Les sessions ordinaires des assemblées provinciales de nouvelles provinces ont été suspendues sur décision téléphonique du  vice-Premier ministre et ministre de l’Intérieur, Evariste Boshab. Cette décision n’évoque aucune raison à la base de cette mesure.

Plusieurs députés provinciaux 21 nouvelles provinces s’apprêtaient à prendre le chemin des assemblées lorsque cette mesure est tombée. Selon Radio Okapi, en Ituri, par exemple, l’ouverture de la session de septembre qui était annoncée mardi dernier par voie de presse dans un communiqué officiel ne s’est plus tenue.

Cette information a été confirmée par le rapporteur de cette assemblée provinciale, Joseph Ndiya, cité par la source. Pour lui, cette session ne devrait plus avoir lieu sur décision du vice-Premier ministre et ministre de l’Intérieur, Evariste Boshab.

Il en est de même des provinces de la Tshuapa et de l’Equateur où, en croire la même source, les forces de l’ordre ont empêché les deux institutions de siéger.

» Nous avons reçu l’instruction disant qu’il n’y a pas ouverture de la session ordinaire de septembre dans toutes les nouvelles assemblées des 21 provinces. Le même ordre dit qu’à ce stade, nous devons plus nous référer à la hiérarchie à Kinshasa « , a déclaré Joseph Ndiya, qui relayait un message téléphonique d’Evariste Boshab.

Pour la province de l’Ituri, les arriérés de la session extraordinaire de juillet dernier et l’élaboration des prévisions budgétaires de la province étaient les points inscrits à l’ordre du jour de la session ordinaire qui allait avoir lieu.

Pourquoi cette mesure ?

Pourquoi le ministère de l’Intérieur et Sécurité a-t-il interdit la tenue des sessions ordinaires dans les assemblées des 21 nouvelles provinces ? Le ministère, selon la source, n’a présenté aucune raison. Une mesure saluée par certains députés et critiquée par d’autres. Les premiers estiment que la convocation  d’une session ordinaire ne se justifie pas, car un bureau provisoire ne peut pas convoquer une session ordinaire conformément à la loi.

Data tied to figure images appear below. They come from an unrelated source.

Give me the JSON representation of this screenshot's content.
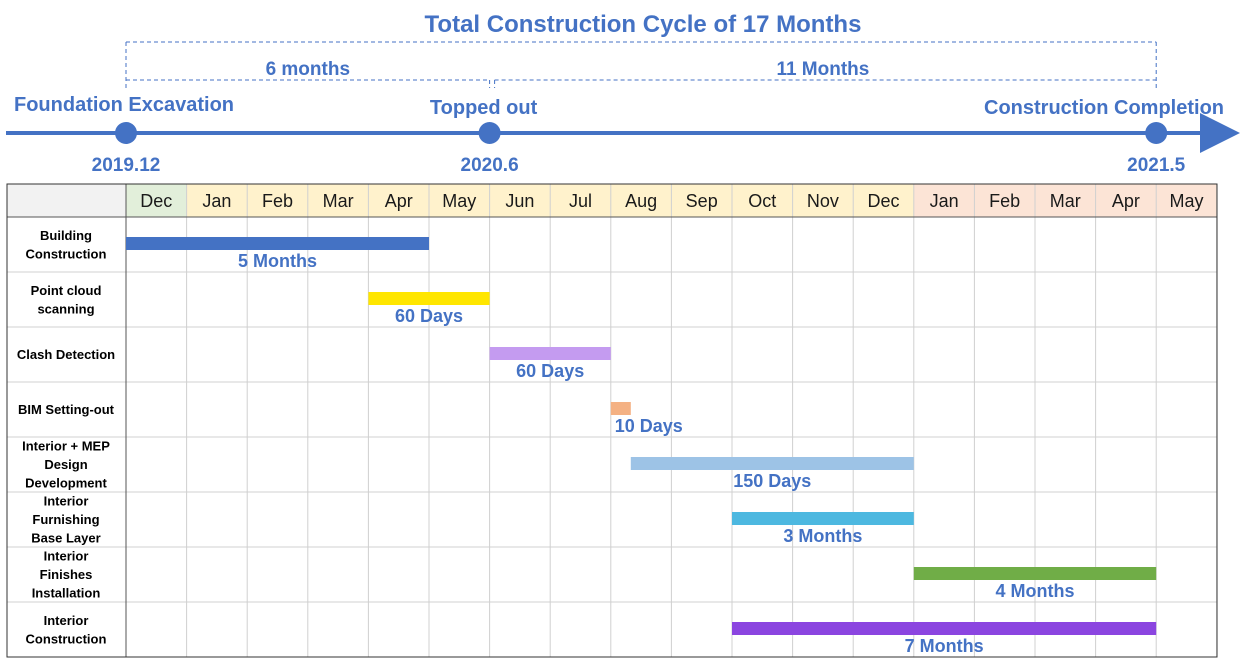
{
  "chart_data": {
    "type": "gantt",
    "title": "Total Construction Cycle of 17 Months",
    "spans": [
      {
        "label": "6 months",
        "from": 0,
        "to": 6
      },
      {
        "label": "11 Months",
        "from": 6,
        "to": 17
      }
    ],
    "milestones": [
      {
        "name": "Foundation Excavation",
        "date": "2019.12",
        "month_index": 0
      },
      {
        "name": "Topped out",
        "date": "2020.6",
        "month_index": 6
      },
      {
        "name": "Construction Completion",
        "date": "2021.5",
        "month_index": 17
      }
    ],
    "months": [
      {
        "label": "Dec",
        "group": "2019"
      },
      {
        "label": "Jan",
        "group": "2020"
      },
      {
        "label": "Feb",
        "group": "2020"
      },
      {
        "label": "Mar",
        "group": "2020"
      },
      {
        "label": "Apr",
        "group": "2020"
      },
      {
        "label": "May",
        "group": "2020"
      },
      {
        "label": "Jun",
        "group": "2020"
      },
      {
        "label": "Jul",
        "group": "2020"
      },
      {
        "label": "Aug",
        "group": "2020"
      },
      {
        "label": "Sep",
        "group": "2020"
      },
      {
        "label": "Oct",
        "group": "2020"
      },
      {
        "label": "Nov",
        "group": "2020"
      },
      {
        "label": "Dec",
        "group": "2020"
      },
      {
        "label": "Jan",
        "group": "2021"
      },
      {
        "label": "Feb",
        "group": "2021"
      },
      {
        "label": "Mar",
        "group": "2021"
      },
      {
        "label": "Apr",
        "group": "2021"
      },
      {
        "label": "May",
        "group": "2021"
      }
    ],
    "group_colors": {
      "2019": "#E2EFDA",
      "2020": "#FFF2CC",
      "2021": "#FCE4D6"
    },
    "tasks": [
      {
        "lines": [
          "Building",
          "Construction"
        ],
        "start": 0,
        "end": 5,
        "color": "#4472C4",
        "duration": "5  Months"
      },
      {
        "lines": [
          "Point cloud",
          "scanning"
        ],
        "start": 4,
        "end": 6,
        "color": "#FFE600",
        "duration": "60 Days"
      },
      {
        "lines": [
          "Clash Detection"
        ],
        "start": 6,
        "end": 8,
        "color": "#C49BF0",
        "duration": "60 Days"
      },
      {
        "lines": [
          "BIM Setting-out"
        ],
        "start": 8,
        "end": 8.33,
        "color": "#F4B183",
        "duration": "10 Days"
      },
      {
        "lines": [
          "Interior + MEP",
          "Design",
          "Development"
        ],
        "start": 8.33,
        "end": 13,
        "color": "#9DC3E6",
        "duration": "150 Days"
      },
      {
        "lines": [
          "Interior",
          "Furnishing",
          "Base Layer"
        ],
        "start": 10,
        "end": 13,
        "color": "#4DB8E0",
        "duration": "3 Months"
      },
      {
        "lines": [
          "Interior",
          "Finishes",
          "Installation"
        ],
        "start": 13,
        "end": 17,
        "color": "#70AD47",
        "duration": "4 Months"
      },
      {
        "lines": [
          "Interior",
          "Construction"
        ],
        "start": 10,
        "end": 17,
        "color": "#8B45E0",
        "duration": "7 Months"
      }
    ]
  }
}
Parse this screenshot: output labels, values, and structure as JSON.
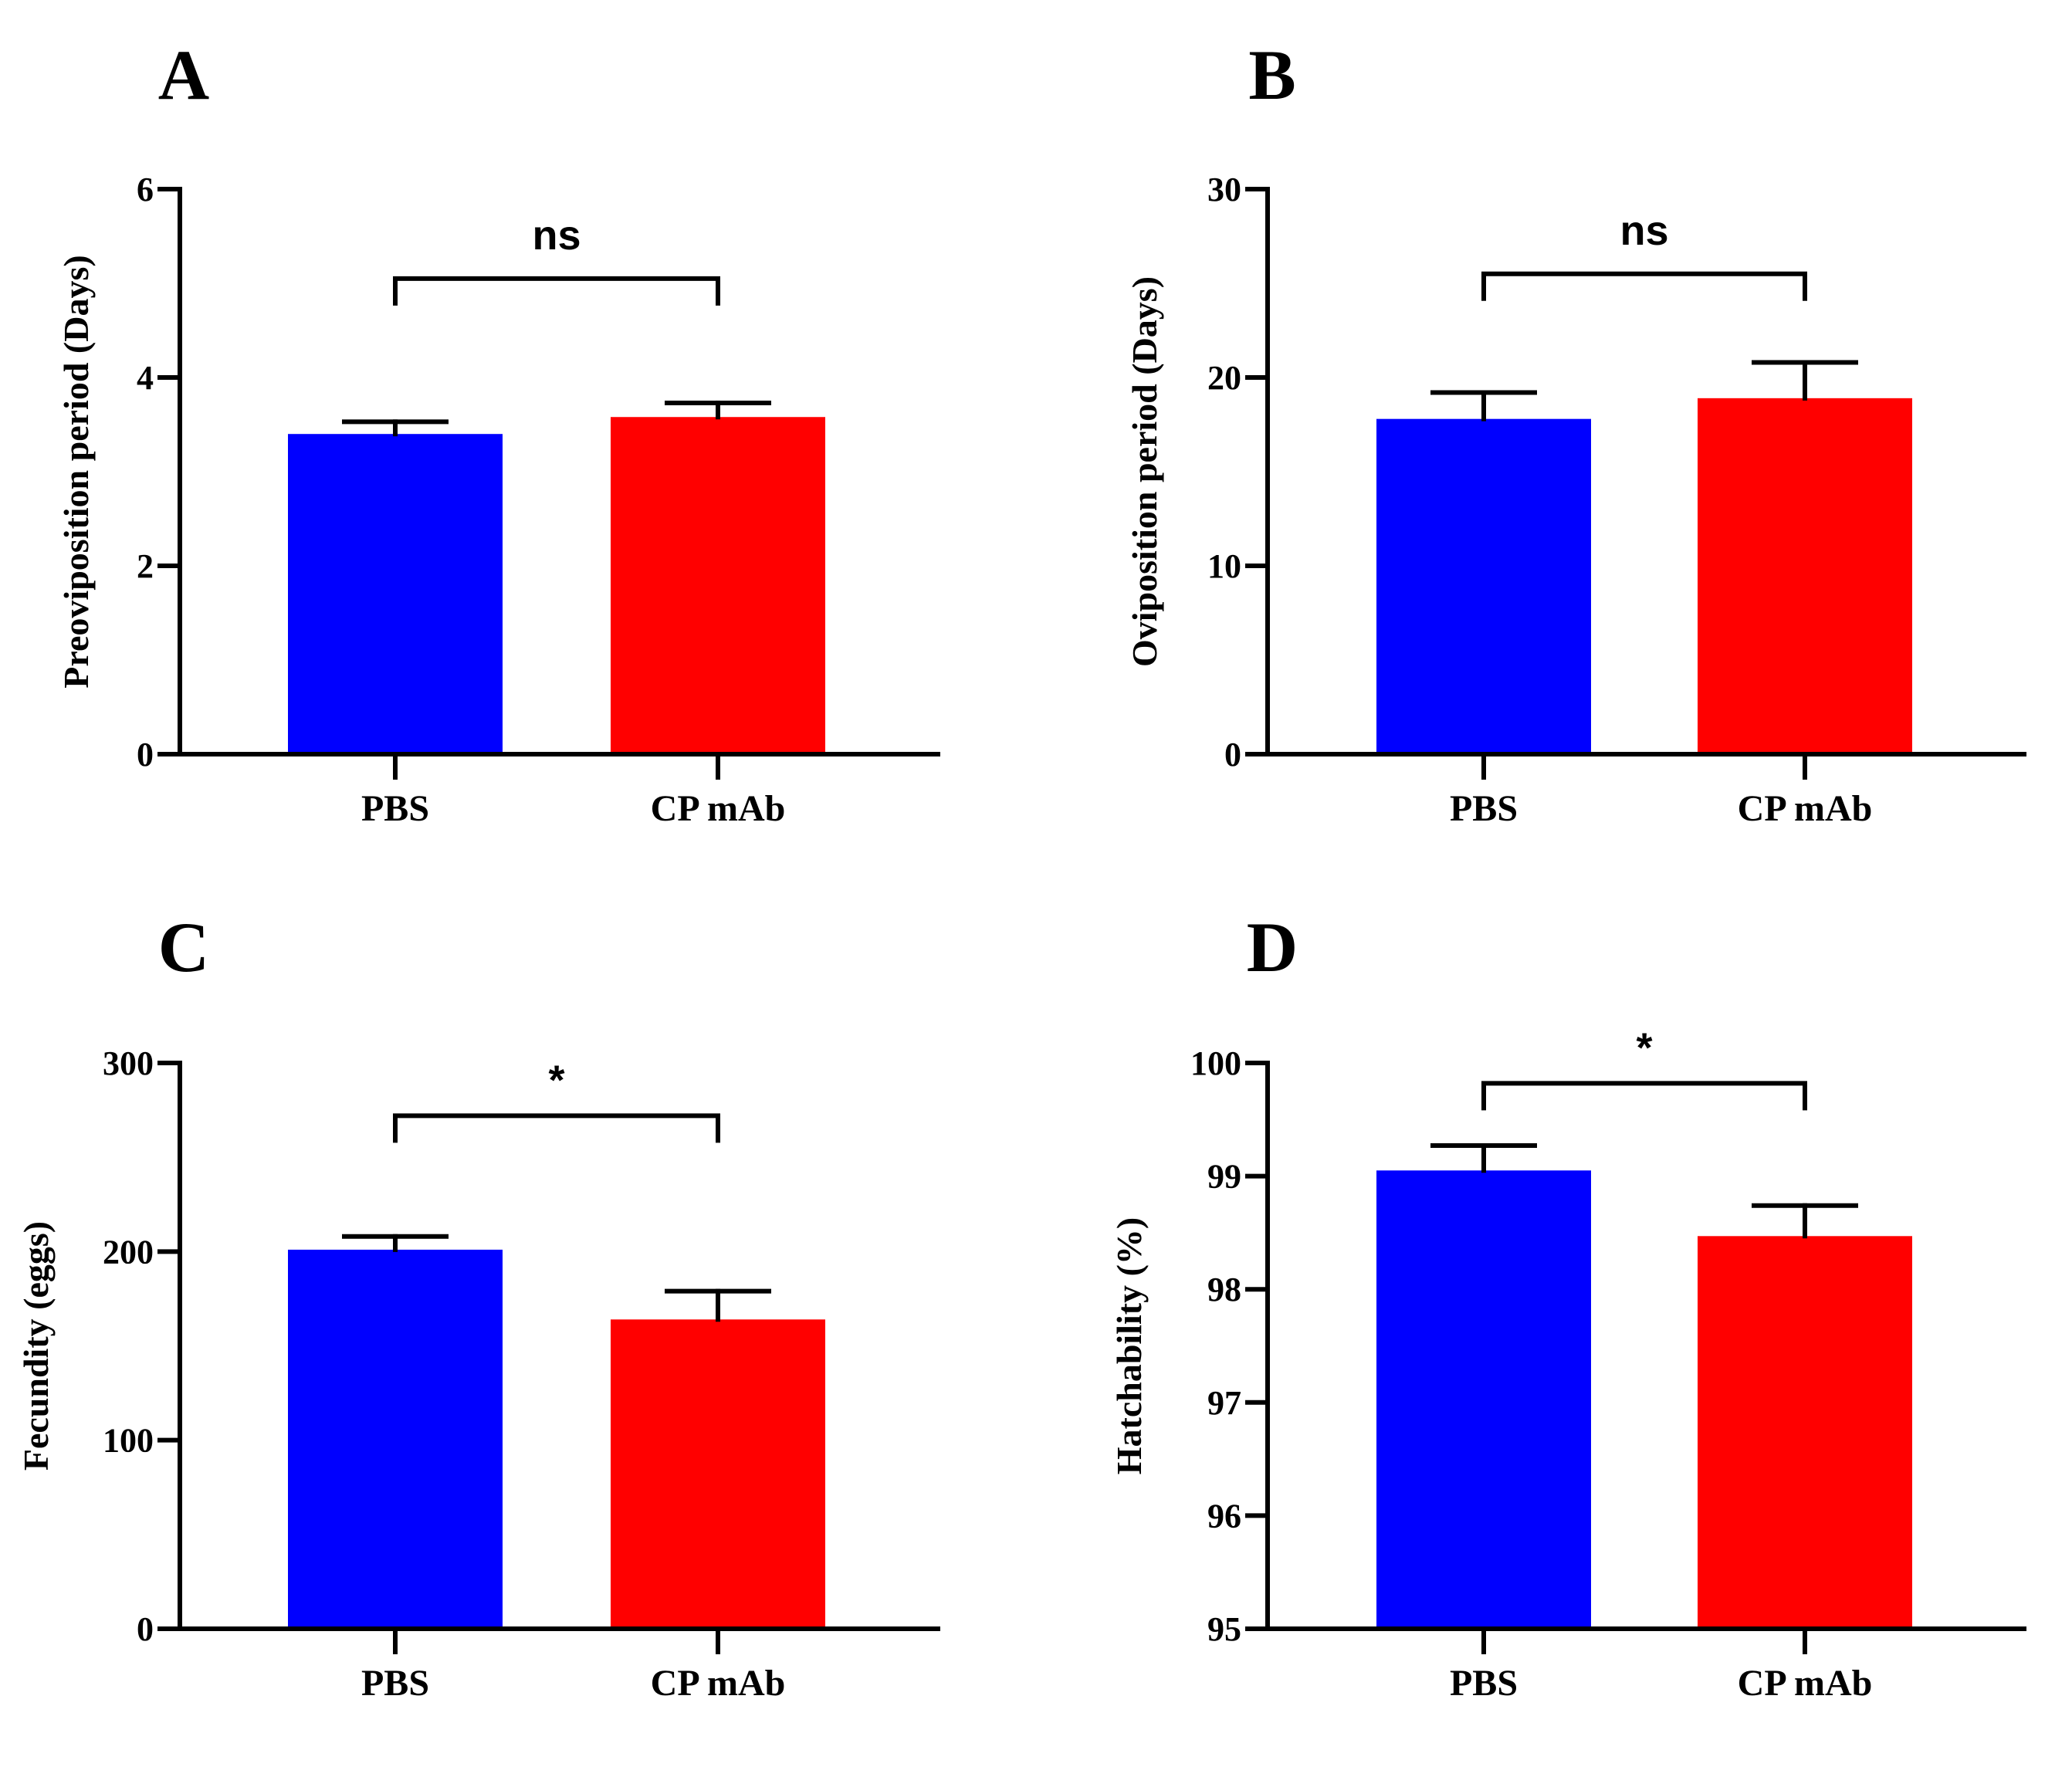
{
  "chart_data": [
    {
      "type": "bar",
      "panel": "A",
      "categories": [
        "PBS",
        "CP mAb"
      ],
      "values": [
        3.4,
        3.58
      ],
      "errors": [
        0.13,
        0.15
      ],
      "ylabel": "Preoviposition period (Days)",
      "ylim": [
        0,
        6
      ],
      "yticks": [
        "0",
        "2",
        "4",
        "6"
      ],
      "colors": [
        "#0000ff",
        "#ff0000"
      ],
      "significance": "ns",
      "bracket_y": 5.05
    },
    {
      "type": "bar",
      "panel": "B",
      "categories": [
        "PBS",
        "CP mAb"
      ],
      "values": [
        17.8,
        18.9
      ],
      "errors": [
        1.4,
        1.9
      ],
      "ylabel": "Oviposition period (Days)",
      "ylim": [
        0,
        30
      ],
      "yticks": [
        "0",
        "10",
        "20",
        "30"
      ],
      "colors": [
        "#0000ff",
        "#ff0000"
      ],
      "significance": "ns",
      "bracket_y": 25.5
    },
    {
      "type": "bar",
      "panel": "C",
      "categories": [
        "PBS",
        "CP mAb"
      ],
      "values": [
        201,
        164
      ],
      "errors": [
        7,
        15
      ],
      "ylabel": "Fecundity (eggs)",
      "ylim": [
        0,
        300
      ],
      "yticks": [
        "0",
        "100",
        "200",
        "300"
      ],
      "colors": [
        "#0000ff",
        "#ff0000"
      ],
      "significance": "*",
      "bracket_y": 272
    },
    {
      "type": "bar",
      "panel": "D",
      "categories": [
        "PBS",
        "CP mAb"
      ],
      "values": [
        99.05,
        98.47
      ],
      "errors": [
        0.22,
        0.27
      ],
      "ylabel": "Hatchability (%)",
      "ylim": [
        95,
        100
      ],
      "yticks": [
        "95",
        "96",
        "97",
        "98",
        "99",
        "100"
      ],
      "colors": [
        "#0000ff",
        "#ff0000"
      ],
      "significance": "*",
      "bracket_y": 99.82
    }
  ]
}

Quant aux seconds, cette mesure constitue une entorse à la démocratie, une violation flagrante de la Constitution, d’autant plus que la tenue des sessions ordinaires est constitutionnelle.

Un autre groupe dénonce la mainmise du pouvoir central sur le fonctionnement des assemblées provinciales. C’est le cas, par exemple, d’un sénateur, candidat au poste de gouverneur de la province de la Tshuapa, Il déplore le fait que les assemblées provinciales ne jouissent plus de leurs libertés, alors que les provinces sont régies par la loi portant principe de libre administration.

Créées il y a quelques semaines, les 21 nouvelles provinces n’ont pas encore de gouverneurs ni vice-gouverneurs élus, alors que le gouvernement s’apprête à nommer des commissaires spéciaux censés assurer l’intérim dans ces provinces en attendant l’élection des gouverneurs et leurs adjoints qui ne sera possible qu’après celle des députés provinciaux à qui revient la charge constitutionnelle de les élire.